Finance
RDC : Le projet de la centrale hydroélectrique de Kinsuka évalué à 2,8 milliards USD

Le coût global d’investissement pour la construction de la centrale hydroélectrique de Kinsuka, située à l’ouest de la ville de Kinshasa, est estimé à environ 2,8 milliards de dollars américains, pour un délai de réalisation de cinq ans. C’est ce qu’indique le compte-rendu du Conseil des Ministres du vendredi 6 février 2026.
Cette information a été communiquée à l’issue de la présentation d’une note d’informations à deux volets par le Ministre des Ressources hydrauliques et de l’Électricité, Aimé Sakombi, lors de la réunion du Conseil des ministres.
Selon la Ministre de la Culture Élebe Yollande, qui a lu le compte-rendu, le projet de la centrale hydroélectrique de Kinsuka répond à des enjeux majeurs de développement énergétique en République Démocratique du Congo. Il vise principalement à réduire durablement le déficit énergétique structurel de la ville de Kinshasa, en améliorant la disponibilité et la stabilité de l’électricité pour les ménages, les services publics et les activités économiques.
Le projet contribuera également au renforcement de la sécurité énergétique nationale, grâce à l’augmentation de la capacité de production d’électricité à partir d’une source renouvelable, propre et compétitive.
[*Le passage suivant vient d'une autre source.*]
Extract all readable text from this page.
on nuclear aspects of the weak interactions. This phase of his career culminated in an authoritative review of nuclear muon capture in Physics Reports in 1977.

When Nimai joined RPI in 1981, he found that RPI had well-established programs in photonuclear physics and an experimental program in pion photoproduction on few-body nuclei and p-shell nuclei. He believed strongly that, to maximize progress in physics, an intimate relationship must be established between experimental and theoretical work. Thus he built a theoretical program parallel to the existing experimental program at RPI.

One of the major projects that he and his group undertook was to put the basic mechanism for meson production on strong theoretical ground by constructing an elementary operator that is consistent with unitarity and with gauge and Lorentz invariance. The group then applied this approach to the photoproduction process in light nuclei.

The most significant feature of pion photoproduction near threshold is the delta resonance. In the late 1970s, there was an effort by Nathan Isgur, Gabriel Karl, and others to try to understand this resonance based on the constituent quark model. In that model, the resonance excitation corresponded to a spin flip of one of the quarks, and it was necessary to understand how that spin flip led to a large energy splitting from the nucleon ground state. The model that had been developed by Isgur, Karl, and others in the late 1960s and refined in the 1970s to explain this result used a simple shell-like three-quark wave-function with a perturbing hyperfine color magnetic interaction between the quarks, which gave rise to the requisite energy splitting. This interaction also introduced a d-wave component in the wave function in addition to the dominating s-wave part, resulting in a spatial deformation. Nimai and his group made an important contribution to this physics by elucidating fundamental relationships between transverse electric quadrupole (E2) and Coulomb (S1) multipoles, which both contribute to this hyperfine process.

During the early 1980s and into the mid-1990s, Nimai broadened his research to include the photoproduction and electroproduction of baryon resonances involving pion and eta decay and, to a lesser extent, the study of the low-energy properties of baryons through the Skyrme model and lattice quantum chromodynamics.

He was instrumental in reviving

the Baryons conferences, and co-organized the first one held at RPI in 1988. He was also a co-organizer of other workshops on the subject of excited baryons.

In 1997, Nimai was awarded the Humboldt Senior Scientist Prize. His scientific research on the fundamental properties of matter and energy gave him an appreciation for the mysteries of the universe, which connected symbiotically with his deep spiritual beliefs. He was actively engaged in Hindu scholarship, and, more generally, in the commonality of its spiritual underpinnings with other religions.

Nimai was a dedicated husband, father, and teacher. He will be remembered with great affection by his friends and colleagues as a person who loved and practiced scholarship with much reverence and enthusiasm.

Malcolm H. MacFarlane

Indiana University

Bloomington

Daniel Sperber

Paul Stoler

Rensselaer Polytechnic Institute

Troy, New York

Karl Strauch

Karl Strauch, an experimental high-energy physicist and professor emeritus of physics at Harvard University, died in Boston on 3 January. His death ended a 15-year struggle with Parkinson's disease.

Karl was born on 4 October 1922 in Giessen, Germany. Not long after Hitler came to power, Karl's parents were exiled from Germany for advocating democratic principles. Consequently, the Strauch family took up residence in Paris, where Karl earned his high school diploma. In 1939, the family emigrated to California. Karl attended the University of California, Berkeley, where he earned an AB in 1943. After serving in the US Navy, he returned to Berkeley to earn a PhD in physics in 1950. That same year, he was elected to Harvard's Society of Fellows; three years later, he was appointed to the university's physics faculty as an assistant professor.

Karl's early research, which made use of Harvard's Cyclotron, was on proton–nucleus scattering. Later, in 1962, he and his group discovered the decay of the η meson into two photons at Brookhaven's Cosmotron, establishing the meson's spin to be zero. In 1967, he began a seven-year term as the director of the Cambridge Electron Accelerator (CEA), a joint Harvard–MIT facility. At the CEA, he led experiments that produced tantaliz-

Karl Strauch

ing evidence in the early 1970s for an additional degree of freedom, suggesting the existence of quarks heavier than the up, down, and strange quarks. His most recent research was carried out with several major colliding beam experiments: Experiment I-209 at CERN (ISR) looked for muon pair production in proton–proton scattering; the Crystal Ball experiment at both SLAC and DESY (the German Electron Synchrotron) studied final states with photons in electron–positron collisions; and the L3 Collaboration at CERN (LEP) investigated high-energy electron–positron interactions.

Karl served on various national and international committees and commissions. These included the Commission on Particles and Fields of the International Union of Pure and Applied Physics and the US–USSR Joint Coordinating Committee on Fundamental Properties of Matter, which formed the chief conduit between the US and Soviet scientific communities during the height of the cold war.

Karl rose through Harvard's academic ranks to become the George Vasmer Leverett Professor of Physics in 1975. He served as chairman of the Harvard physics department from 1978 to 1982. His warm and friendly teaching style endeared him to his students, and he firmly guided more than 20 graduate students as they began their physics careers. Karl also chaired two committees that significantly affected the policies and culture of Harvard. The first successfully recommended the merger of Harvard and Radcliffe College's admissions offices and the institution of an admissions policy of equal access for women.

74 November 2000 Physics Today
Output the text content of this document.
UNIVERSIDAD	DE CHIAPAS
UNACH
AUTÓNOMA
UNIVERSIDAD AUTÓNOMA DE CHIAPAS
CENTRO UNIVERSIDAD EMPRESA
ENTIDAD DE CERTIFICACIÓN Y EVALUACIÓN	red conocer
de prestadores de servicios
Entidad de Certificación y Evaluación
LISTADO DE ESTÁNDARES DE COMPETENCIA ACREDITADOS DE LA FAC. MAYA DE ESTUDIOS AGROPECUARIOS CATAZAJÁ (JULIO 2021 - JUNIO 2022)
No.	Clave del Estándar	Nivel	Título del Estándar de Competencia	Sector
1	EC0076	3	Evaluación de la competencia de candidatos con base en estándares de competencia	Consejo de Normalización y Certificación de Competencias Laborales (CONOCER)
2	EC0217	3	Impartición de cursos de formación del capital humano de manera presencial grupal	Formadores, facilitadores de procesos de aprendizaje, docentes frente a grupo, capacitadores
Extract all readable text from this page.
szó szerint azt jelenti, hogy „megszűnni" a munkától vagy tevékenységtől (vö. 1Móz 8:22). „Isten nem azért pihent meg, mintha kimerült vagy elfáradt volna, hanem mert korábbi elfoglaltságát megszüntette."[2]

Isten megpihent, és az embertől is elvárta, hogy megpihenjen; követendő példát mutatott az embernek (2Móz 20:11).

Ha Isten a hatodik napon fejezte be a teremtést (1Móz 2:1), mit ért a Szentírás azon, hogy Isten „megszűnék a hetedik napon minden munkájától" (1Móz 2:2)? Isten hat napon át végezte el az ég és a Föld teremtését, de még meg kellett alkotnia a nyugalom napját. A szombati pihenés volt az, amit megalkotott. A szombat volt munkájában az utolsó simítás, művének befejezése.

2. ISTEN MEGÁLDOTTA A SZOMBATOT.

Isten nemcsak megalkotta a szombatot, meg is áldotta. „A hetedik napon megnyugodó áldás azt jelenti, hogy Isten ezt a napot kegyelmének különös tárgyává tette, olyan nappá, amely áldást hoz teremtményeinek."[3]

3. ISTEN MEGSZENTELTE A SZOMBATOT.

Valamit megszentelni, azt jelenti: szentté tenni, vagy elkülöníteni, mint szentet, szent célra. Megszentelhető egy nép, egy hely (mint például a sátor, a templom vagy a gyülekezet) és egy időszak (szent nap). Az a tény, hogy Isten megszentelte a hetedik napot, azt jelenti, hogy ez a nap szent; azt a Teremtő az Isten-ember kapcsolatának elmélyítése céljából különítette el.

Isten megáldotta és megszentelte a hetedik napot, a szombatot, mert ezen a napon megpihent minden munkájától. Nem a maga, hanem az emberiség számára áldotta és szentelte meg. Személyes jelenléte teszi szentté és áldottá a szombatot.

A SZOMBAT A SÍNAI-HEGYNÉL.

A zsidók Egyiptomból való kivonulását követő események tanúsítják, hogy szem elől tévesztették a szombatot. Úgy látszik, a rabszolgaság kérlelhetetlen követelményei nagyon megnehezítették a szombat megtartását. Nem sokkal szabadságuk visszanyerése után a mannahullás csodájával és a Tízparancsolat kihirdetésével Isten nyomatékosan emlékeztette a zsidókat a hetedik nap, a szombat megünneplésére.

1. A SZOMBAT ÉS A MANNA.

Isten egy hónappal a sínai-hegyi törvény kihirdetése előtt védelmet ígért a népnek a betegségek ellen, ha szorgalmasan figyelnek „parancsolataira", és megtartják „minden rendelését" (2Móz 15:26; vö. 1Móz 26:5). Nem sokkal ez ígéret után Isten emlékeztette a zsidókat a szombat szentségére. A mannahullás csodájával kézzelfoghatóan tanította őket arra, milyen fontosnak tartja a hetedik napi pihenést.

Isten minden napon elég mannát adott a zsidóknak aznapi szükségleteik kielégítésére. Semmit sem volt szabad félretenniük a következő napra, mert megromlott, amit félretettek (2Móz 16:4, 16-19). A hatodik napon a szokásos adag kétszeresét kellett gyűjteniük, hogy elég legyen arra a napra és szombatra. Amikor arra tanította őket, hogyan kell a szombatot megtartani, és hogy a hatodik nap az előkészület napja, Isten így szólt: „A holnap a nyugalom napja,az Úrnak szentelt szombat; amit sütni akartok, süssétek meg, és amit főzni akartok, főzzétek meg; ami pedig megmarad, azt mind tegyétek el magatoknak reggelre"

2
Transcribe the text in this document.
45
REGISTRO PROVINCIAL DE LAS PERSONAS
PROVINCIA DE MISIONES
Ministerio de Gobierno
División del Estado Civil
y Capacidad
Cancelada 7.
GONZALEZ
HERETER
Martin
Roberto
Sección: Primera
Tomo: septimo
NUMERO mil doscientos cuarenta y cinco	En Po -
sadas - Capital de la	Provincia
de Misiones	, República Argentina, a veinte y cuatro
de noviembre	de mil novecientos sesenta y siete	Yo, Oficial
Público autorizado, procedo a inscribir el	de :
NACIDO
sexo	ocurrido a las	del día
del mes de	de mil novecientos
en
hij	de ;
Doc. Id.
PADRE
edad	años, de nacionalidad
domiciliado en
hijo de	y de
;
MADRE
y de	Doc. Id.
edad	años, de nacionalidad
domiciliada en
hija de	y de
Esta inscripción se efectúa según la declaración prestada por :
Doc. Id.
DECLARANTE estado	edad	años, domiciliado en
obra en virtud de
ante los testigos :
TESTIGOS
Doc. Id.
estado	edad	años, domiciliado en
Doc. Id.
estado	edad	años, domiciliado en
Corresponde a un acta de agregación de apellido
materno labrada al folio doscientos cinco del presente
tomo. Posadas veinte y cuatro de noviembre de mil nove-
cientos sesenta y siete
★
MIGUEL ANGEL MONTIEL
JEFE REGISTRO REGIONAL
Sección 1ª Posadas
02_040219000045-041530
Il s’inscrit ainsi dans la vision du gouvernement de promouvoir une transition énergétique durable et de soutenir la croissance économique du pays.
Aligné sur les objectifs du Compact Énergie RDC, le projet de Kinsuka est considéré comme un projet structurant, susceptible d’accélérer l’atteinte des cibles nationales en matière d’accès à l’énergie et de soutenir le développement industriel. Toutefois, le Ministre a sollicité l’accompagnement du Gouvernement afin de faciliter les différentes étapes devant conduire au lancement effectif des travaux.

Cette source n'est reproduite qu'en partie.